Manual gears are also important. Even if you’re new to motorcycles I’d still recommend taking a day or two to get to grips with a clutch and manual gearbox rather than an automatic ‘twist & go’. Proper gears allow you to use engine braking to control your speed on descents, slip the clutch on steep inclines, and are massively more useable on rough off-road sections.
Basically, I’ll say again; KEEP IT SIMPLE!. Aim for mechanical rather than electronic equipment because it’s easier to repair. Choose carburettor over fuel injection, choose analogue gauges over digital ones, and avoid unnecessarily complex gizmos such as ABS brakes, fly-by-wire throttles, and wiring loom incorporated sandwich toasters. Oh, and don’t be afraid to sacrifice reliability for ease of maintenance, I’d much rather have a bike that breaks ten times during a tour if I can fix it at the side of the road, than a bike that only breaks twice but requires specialist tools and knowledge to coax it back to life. Especially when those tools and knowledge might be a thousand miles away.

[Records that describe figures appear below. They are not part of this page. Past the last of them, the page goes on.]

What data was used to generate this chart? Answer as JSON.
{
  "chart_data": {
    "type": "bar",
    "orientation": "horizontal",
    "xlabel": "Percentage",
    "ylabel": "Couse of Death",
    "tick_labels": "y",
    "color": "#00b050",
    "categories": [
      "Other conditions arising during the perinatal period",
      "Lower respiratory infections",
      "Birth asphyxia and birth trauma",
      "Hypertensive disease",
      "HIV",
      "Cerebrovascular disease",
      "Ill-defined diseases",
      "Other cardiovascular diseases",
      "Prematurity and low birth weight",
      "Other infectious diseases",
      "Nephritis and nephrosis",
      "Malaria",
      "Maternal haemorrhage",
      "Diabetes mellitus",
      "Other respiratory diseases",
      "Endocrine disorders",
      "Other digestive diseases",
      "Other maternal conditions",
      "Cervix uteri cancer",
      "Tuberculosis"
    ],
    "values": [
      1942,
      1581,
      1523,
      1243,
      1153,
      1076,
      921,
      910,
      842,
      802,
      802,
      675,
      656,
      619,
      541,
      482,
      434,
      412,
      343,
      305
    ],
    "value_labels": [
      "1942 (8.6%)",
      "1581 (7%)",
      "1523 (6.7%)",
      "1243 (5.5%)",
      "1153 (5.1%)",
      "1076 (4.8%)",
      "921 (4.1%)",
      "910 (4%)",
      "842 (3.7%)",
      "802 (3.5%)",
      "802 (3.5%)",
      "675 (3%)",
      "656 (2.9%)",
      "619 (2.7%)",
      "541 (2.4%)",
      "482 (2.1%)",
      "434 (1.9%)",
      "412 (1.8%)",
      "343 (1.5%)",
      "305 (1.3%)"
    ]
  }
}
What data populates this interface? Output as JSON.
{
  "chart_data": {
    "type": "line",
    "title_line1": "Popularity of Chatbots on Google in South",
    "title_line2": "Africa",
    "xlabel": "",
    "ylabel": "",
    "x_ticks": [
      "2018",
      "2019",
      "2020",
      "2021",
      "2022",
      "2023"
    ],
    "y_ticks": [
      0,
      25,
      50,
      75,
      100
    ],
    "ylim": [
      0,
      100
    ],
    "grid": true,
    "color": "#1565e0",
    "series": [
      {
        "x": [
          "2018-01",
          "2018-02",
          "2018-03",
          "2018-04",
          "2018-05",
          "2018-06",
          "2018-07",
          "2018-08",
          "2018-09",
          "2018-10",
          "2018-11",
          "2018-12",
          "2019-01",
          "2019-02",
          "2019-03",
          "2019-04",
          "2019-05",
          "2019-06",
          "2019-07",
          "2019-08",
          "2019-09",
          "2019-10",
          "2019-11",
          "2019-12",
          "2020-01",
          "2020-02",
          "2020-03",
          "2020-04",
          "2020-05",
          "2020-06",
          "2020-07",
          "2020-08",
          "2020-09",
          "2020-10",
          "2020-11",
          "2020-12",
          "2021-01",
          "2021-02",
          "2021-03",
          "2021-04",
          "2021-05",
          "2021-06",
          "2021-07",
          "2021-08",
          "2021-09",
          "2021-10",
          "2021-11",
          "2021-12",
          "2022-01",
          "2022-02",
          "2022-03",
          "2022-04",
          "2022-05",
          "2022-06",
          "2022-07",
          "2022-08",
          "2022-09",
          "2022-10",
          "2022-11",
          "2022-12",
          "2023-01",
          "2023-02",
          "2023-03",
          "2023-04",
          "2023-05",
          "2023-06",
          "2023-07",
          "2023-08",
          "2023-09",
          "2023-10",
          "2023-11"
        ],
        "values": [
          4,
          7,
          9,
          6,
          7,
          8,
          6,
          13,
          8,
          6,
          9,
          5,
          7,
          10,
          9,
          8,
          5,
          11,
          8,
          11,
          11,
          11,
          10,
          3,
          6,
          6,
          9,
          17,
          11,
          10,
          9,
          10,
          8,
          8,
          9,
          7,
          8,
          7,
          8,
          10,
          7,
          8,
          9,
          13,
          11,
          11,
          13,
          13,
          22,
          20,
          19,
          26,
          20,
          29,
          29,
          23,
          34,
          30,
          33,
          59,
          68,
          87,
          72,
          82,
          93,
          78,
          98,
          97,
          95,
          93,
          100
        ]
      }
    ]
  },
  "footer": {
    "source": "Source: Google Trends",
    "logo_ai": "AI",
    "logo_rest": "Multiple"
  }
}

Some bikes I can personally recommend:
- Suzuki GN125. Cheap, light, simple, fast enough for your needs and roomy enough to carry a passenger or a sizeable amount of luggage in comfort.
- Honda Master 125. The chosen steed for all of Vietnam’s ‘Easyriders’ (professional motorcycle guides) and with good reason, excellent comfort, power and reliability, it will happily carry two people and luggage. Hard to find a cheap one though, they hold their value well, and I never saw a used one for less than $1000.
- Kawasaki GTO 125. Very popular in SE Asia and at 20bhp, more powerful than most others of a similar size, but the two-stroke engine can mean reliability issues. Easy to fix though, and parts are available on every street corner.
- Honda Rebel/Phantom. Common in 125, 180 and 250cc variants, a solid and very comfortable choice for those who want to look and feel like they’re riding a Harley Davidson. A bit pricier; expect to pay at least $800 for a good, used example.
- Honda CBR125/150. Cheap, fast, and to be found everywhere. The sporty handling can cause problems when you’re off-road, but the fun you’ll have on the tarmac should make up for that.
As a general rule, anything 100 – 400cc from the ‘big four’ Japanese manufacturers will serve you well. Having said that, the Chinese and Korean copies of these bikes are usually significantly cheaper and nowadays the build quality isn’t that much worse. Whatever you’re considering, it’s worth making sure there are a few of them around. If you don’t see at least two examples on the road during a 30 minute walk around the city, it means spares might be equally hard to come by.
In spite of everything I’ve said however, the most important thing is that you love it. A bike could be technically perfect in every way, but if you don’t bond with it, your trip just won’t be the same. I’ve travelled on some hilariously inappropriate machinery (crossing the Himalayas on a 1947 Royal Enfield springs to mind) because I saw it, I thought it was utterly beautiful, and every time I came out of my hotel and swung a leg over it, it made me grin like a maniac.